Monday, October 17, 2011

Pumpkin Pecan Bread

     Fall is without a doubt my favorite season.  I love the cool weather and the warm colors.  I could stay outside all day.  And I love pumpkins.  Every autumn I think about my buddy Keri and pumpkin spice coffee.  Keri is a pumpkin spice coffee fan, fiend, and freak!  Several years ago we went to the Texas Renaissance Festival (really fun festival if you can ever get there), and that's when I learned about Keri's pumpkin spice coffee addiction.  When we stopped to fill up the rental car before returning it, Keri had to go in to see if they had pumpkin spice coffee.  While she was in the service station's snatch and grabbit store, we decided to move the car and hide it on her.  (Okay - it was my idea but everyone went along with it, including her hubby.)  Every time Keri would come out of one door, we would move the car to the other side.  The people in the store thought she was psycho running back and forth through the store from one door to the other.  Some how we all found this a lot funnier than she did.

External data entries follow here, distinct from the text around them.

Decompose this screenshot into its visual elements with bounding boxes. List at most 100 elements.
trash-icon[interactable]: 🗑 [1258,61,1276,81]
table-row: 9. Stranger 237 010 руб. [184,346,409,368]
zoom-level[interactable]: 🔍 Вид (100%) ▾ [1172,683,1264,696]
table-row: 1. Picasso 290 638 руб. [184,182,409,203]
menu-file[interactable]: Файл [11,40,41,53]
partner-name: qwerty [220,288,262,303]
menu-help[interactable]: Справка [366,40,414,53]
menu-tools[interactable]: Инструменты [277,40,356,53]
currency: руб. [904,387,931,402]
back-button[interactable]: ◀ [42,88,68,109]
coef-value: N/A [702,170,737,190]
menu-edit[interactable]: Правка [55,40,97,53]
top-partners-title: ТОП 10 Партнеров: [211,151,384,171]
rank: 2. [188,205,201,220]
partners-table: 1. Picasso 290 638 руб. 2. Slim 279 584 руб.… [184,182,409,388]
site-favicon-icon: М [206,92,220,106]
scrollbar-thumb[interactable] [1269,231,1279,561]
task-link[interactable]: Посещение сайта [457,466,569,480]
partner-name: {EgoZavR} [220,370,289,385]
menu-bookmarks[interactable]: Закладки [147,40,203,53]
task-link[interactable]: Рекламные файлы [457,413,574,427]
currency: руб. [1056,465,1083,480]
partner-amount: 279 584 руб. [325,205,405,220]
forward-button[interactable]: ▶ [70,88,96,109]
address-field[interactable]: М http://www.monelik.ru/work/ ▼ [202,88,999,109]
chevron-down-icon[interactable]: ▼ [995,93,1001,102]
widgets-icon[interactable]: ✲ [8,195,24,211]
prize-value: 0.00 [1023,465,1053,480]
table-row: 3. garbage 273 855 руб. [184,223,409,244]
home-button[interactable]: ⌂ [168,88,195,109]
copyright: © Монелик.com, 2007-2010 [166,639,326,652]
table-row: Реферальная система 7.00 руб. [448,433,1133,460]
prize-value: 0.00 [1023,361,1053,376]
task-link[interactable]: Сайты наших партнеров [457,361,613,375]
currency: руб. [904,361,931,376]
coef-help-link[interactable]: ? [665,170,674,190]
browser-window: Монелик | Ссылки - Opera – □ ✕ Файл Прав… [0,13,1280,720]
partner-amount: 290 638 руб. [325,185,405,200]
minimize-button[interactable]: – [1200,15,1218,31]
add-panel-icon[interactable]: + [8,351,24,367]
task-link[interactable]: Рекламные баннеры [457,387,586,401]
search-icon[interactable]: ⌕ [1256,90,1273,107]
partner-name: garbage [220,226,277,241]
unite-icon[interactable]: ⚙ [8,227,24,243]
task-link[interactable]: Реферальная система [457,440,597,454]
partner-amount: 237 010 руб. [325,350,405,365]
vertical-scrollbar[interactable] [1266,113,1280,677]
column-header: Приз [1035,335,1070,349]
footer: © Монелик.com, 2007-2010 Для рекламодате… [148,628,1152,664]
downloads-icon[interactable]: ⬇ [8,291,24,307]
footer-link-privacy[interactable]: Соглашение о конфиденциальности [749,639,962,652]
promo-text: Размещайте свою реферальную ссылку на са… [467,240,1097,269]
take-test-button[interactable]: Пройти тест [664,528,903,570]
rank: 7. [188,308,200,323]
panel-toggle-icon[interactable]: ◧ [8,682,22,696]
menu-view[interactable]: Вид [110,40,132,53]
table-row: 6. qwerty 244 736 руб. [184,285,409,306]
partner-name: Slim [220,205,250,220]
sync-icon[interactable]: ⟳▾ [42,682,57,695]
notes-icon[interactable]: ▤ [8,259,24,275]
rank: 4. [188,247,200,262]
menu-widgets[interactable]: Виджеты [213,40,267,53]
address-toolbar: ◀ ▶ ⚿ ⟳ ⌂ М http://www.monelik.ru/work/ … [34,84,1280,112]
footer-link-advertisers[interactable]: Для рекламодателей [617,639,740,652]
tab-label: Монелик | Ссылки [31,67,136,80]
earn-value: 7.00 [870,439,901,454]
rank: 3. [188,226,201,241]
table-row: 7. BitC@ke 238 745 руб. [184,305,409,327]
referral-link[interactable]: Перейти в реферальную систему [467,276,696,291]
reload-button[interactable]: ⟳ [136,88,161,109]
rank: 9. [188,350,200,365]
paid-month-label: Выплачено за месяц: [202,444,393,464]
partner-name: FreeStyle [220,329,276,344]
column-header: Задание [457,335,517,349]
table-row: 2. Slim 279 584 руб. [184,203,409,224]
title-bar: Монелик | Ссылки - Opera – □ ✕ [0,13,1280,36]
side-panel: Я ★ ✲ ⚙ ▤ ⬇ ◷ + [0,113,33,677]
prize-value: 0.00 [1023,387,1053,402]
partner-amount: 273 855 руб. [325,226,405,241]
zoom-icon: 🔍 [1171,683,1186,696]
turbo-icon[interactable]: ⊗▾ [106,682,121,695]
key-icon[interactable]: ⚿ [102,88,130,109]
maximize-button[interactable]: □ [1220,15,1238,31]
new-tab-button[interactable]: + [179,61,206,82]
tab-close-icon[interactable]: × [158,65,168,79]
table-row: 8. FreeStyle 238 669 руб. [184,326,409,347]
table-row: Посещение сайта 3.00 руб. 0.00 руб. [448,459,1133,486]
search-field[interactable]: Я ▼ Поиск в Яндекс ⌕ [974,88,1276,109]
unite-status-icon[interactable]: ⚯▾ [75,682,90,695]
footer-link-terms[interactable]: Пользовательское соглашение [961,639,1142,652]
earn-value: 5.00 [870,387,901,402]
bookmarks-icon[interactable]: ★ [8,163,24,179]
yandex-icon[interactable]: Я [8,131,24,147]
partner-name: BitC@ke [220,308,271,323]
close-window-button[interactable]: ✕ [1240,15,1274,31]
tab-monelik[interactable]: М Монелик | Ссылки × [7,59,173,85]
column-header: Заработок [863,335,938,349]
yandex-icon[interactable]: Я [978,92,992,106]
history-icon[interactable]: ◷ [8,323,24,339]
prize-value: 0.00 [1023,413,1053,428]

      But this is supposed to be about bread.  I refer to my life before Hurricane Katrina as my past life.  In my past life I had a bread machine and several bread machine cookbooks.  One of the books had a recipe for Pumpkin Pecan Bread.  The recipe is for a hearty loaf with minimum spice and sugar.  The flavor really comes from the pumpkin and the pecans.  Here I go again - off on a tangent.  I grew up in New Orleans East when it was called Little Woods.  I lived on Hayne Blvd before there was a levee or a four lane paved road.  Lake Pontchatrain was across the street where I spent many a summer time swimming, fishing, and crabbing.  We had two pecan trees in the back yard that were planted by my pawpaw when I was very young.  It was not until I was teenager that we actually started getting pecans.  We would gather up the pecans, and my mother would sell what we would not use.  One year she had a Schwegmann's bag full of pecans on the carport.  A couple of days later the bag was half full.  I am sure the squirrels thought they had found nirvana.  They had been stealing her pecans.  Back to bread. My husband scanned the Pumpkin Pecan Bread recipe for me, so it survived Katrina, but the bread machine did not. I did not replace my bread machine after the hurricane and will not.  My quandary was how do I convert the recipe from bread machine to traditional oven baked.  All I can say is the internet is a wonderful thing.  I searched around and found what I needed.  The bread was just as I remembered it - flavorful, moist, fragrant, and delicious.  We enjoyed it fresh from the oven and toasted for breakfast, however, sliced about an inch thick it made killer French toast.  I had my  French toast with powdered sugar, but Wayne assured me it was equally good with warm maple syrup.  Even if you don't bake your own bread, buy a loaf of store bought seasonal bread, slice it up nice and thick, and turn it into your own special weekend French toast.